A significant number of Tory MPs oppose the hike being imposed in April, as does Labour, and Lord Frost resigned from the Cabinet citing high taxation as one of his major concerns.
It was understood Mr Rees-Mogg told Chancellor Rishi Sunak at Wednesday’s Cabinet meeting that the increase should be scrapped to stem the cost of living crisis engulfing the Government as inflation and energy bills rise.
Mr Shapps declined to comment on the specifics of discussions in Cabinet but told BBC Radio 4’s Today programme: “We’ve made our decisions. We have a collective responsibility.
“There’s a very, very good case, I think everybody will agree, for both catching up with the backlog coronavirus has created in NHS operations and procedures and for solving a historic, rather unforgivable situation where if you happen to come down with certain types of illnesses, particularly things like dementia, you can end up losing your home because social care doesn’t look after you.
“We made the decision as a Government to look after those things and we set out how we’ll do it, which is a National Insurance increase.”
Labour also increased the pressure on the Government during Prime Minister’s questions on Wednesday, with deputy leader Angela Rayner accusing Boris Johnson and the Chancellor of having “presided over economic mismanagement, low growth and neglect of our public services”.
“And their resolution to fix this?
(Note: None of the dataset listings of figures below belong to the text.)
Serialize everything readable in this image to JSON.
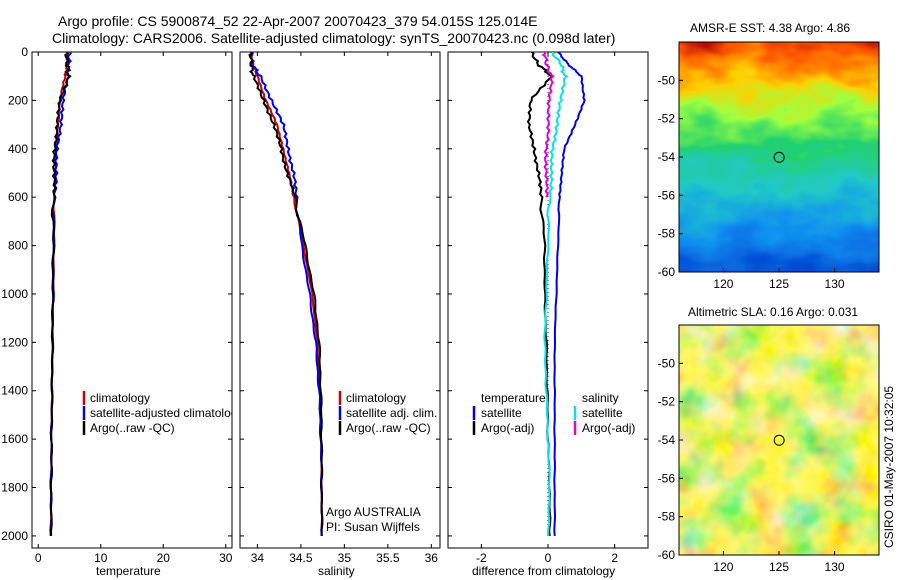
{
  "figure": {
    "title_line1": "Argo profile: CS 5900874_52 22-Apr-2007 20070423_379 54.015S 125.014E",
    "title_line2": "Climatology: CARS2006. Satellite-adjusted climatology: synTS_20070423.nc (0.098d later)",
    "side_label": "CSIRO 01-May-2007 10:32:05",
    "credit_line1": "Argo AUSTRALIA",
    "credit_line2": "PI: Susan Wijffels"
  },
  "colors": {
    "red": "#cc0000",
    "blue": "#0000ee",
    "black": "#000000",
    "cyan": "#00e5e5",
    "magenta": "#e000e0"
  },
  "chart_data": [
    {
      "type": "line",
      "id": "temperature",
      "xlabel": "temperature",
      "ylabel": "",
      "xlim": [
        -1,
        31
      ],
      "ylim": [
        2050,
        0
      ],
      "xticks": [
        0,
        10,
        20,
        30
      ],
      "yticks": [
        0,
        200,
        400,
        600,
        800,
        1000,
        1200,
        1400,
        1600,
        1800,
        2000
      ],
      "legend": [
        "climatology",
        "satellite-adjusted climatology",
        "Argo(..raw -QC)"
      ],
      "series": [
        {
          "name": "climatology",
          "color": "red",
          "x": [
            4.7,
            4.6,
            4.3,
            3.5,
            3.1,
            2.9,
            2.7,
            2.6,
            2.5,
            2.4,
            2.3,
            2.2,
            2.1,
            2.05,
            2.0
          ],
          "y": [
            0,
            50,
            100,
            200,
            300,
            400,
            500,
            600,
            800,
            1000,
            1200,
            1400,
            1600,
            1800,
            2000
          ]
        },
        {
          "name": "satellite-adjusted climatology",
          "color": "blue",
          "x": [
            5.0,
            4.9,
            4.7,
            4.1,
            3.5,
            3.1,
            2.8,
            2.6,
            2.5,
            2.4,
            2.3,
            2.2,
            2.1,
            2.05,
            2.0
          ],
          "y": [
            0,
            50,
            100,
            200,
            300,
            400,
            500,
            600,
            800,
            1000,
            1200,
            1400,
            1600,
            1800,
            2000
          ]
        },
        {
          "name": "Argo(..raw -QC)",
          "color": "black",
          "x": [
            4.5,
            4.6,
            4.8,
            3.6,
            2.9,
            2.7,
            2.5,
            2.45,
            2.4,
            2.3,
            2.25,
            2.2,
            2.15,
            2.1,
            2.05
          ],
          "y": [
            0,
            50,
            100,
            200,
            300,
            400,
            500,
            600,
            800,
            1000,
            1200,
            1400,
            1600,
            1800,
            2000
          ]
        }
      ]
    },
    {
      "type": "line",
      "id": "salinity",
      "xlabel": "salinity",
      "ylabel": "",
      "xlim": [
        33.8,
        36.1
      ],
      "ylim": [
        2050,
        0
      ],
      "xticks": [
        34,
        34.5,
        35,
        35.5,
        36
      ],
      "xticklabels": [
        "34",
        "34.5",
        "35",
        "35.5",
        "36"
      ],
      "legend": [
        "climatology",
        "satellite adj. clim.",
        "Argo(..raw -QC)"
      ],
      "series": [
        {
          "name": "climatology",
          "color": "red",
          "x": [
            33.93,
            33.95,
            34.0,
            34.1,
            34.22,
            34.3,
            34.36,
            34.42,
            34.53,
            34.63,
            34.69,
            34.72,
            34.73,
            34.74,
            34.74
          ],
          "y": [
            0,
            50,
            100,
            200,
            300,
            400,
            500,
            600,
            800,
            1000,
            1200,
            1400,
            1600,
            1800,
            2000
          ]
        },
        {
          "name": "satellite adj. clim.",
          "color": "blue",
          "x": [
            33.93,
            33.94,
            34.03,
            34.17,
            34.29,
            34.36,
            34.41,
            34.45,
            34.51,
            34.6,
            34.67,
            34.71,
            34.73,
            34.74,
            34.74
          ],
          "y": [
            0,
            50,
            100,
            200,
            300,
            400,
            500,
            600,
            800,
            1000,
            1200,
            1400,
            1600,
            1800,
            2000
          ]
        },
        {
          "name": "Argo(..raw -QC)",
          "color": "black",
          "x": [
            33.92,
            33.93,
            33.95,
            34.08,
            34.18,
            34.28,
            34.34,
            34.43,
            34.55,
            34.65,
            34.71,
            34.73,
            34.74,
            34.74,
            34.74
          ],
          "y": [
            0,
            50,
            100,
            200,
            300,
            400,
            500,
            600,
            800,
            1000,
            1200,
            1400,
            1600,
            1800,
            2000
          ]
        }
      ]
    },
    {
      "type": "line",
      "id": "difference",
      "xlabel": "difference from climatology",
      "ylabel": "",
      "xlim": [
        -3,
        3
      ],
      "ylim": [
        2050,
        0
      ],
      "xticks": [
        -2,
        0,
        2
      ],
      "legend_left_header": "temperature",
      "legend_right_header": "salinity",
      "legend": [
        "satellite",
        "Argo(-adj)",
        "satellite",
        "Argo(-adj)"
      ],
      "series": [
        {
          "name": "satellite",
          "group": "temperature",
          "color": "blue",
          "x": [
            0.3,
            0.6,
            1.0,
            1.1,
            0.8,
            0.5,
            0.4,
            0.35,
            0.3,
            0.25,
            0.2,
            0.2,
            0.2,
            0.2,
            0.2
          ],
          "y": [
            0,
            50,
            100,
            200,
            300,
            400,
            500,
            600,
            800,
            1000,
            1200,
            1400,
            1600,
            1800,
            2000
          ]
        },
        {
          "name": "Argo(-adj)",
          "group": "temperature",
          "color": "black",
          "x": [
            -0.5,
            -0.3,
            0.1,
            -0.5,
            -0.6,
            -0.4,
            -0.3,
            -0.2,
            -0.1,
            -0.1,
            -0.05,
            -0.02,
            0.0,
            0.05,
            0.05
          ],
          "y": [
            0,
            50,
            100,
            200,
            300,
            400,
            500,
            600,
            800,
            1000,
            1200,
            1400,
            1600,
            1800,
            2000
          ]
        },
        {
          "name": "satellite",
          "group": "salinity",
          "color": "cyan",
          "x": [
            0.1,
            0.4,
            0.5,
            0.4,
            0.25,
            0.15,
            0.1,
            0.05,
            0.0,
            -0.05,
            -0.1,
            -0.05,
            0.0,
            0.05,
            0.0
          ],
          "y": [
            0,
            50,
            100,
            200,
            300,
            400,
            500,
            600,
            800,
            1000,
            1200,
            1400,
            1600,
            1800,
            2000
          ]
        },
        {
          "name": "Argo(-adj)",
          "group": "salinity",
          "color": "magenta",
          "x": [
            -0.1,
            -0.05,
            0.1,
            0.05,
            0.0,
            -0.05,
            -0.05,
            -0.05
          ],
          "y": [
            0,
            50,
            100,
            200,
            300,
            400,
            500,
            600
          ]
        }
      ]
    },
    {
      "type": "heatmap",
      "id": "sst-map",
      "title": "AMSR-E SST: 4.38 Argo: 4.86",
      "xlim": [
        116,
        134
      ],
      "ylim": [
        -60,
        -48
      ],
      "xticks": [
        120,
        125,
        130
      ],
      "yticks": [
        -60,
        -58,
        -56,
        -54,
        -52,
        -50
      ],
      "marker": {
        "lon": 125.014,
        "lat": -54.015
      }
    },
    {
      "type": "heatmap",
      "id": "sla-map",
      "title": "Altimetric SLA: 0.16 Argo: 0.031",
      "xlim": [
        116,
        134
      ],
      "ylim": [
        -60,
        -48
      ],
      "xticks": [
        120,
        125,
        130
      ],
      "yticks": [
        -60,
        -58,
        -56,
        -54,
        -52,
        -50
      ],
      "marker": {
        "lon": 125.014,
        "lat": -54.015
      }
    }
  ]
}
Whacking more taxes on working people,” she said.
“Combine the tax rise with soaring energy prices and the average family faces a hit of £1,200 – this is an iceberg right ahead, so will he finally stop and change course… or will he plough on to what will be a disaster for thousands of families?”
The head of the Resolution Foundation think tank said last month that families would face a £1,200 hit by April “from soaring energy bills and tax rises”.
Chief executive Torsten Bell said: “So large is this overnight cost-of-living catastrophe that it’s hard to see how the Government avoids stepping in.”
But Downing Street suggested on Wednesday that there are no imminent plans to help keep energy prices down for customers.
The Prime Minister’s official spokesman said: “I’m not aware of any further changes at the moment, but obviously we keep it under review, we are listening to those most affected.”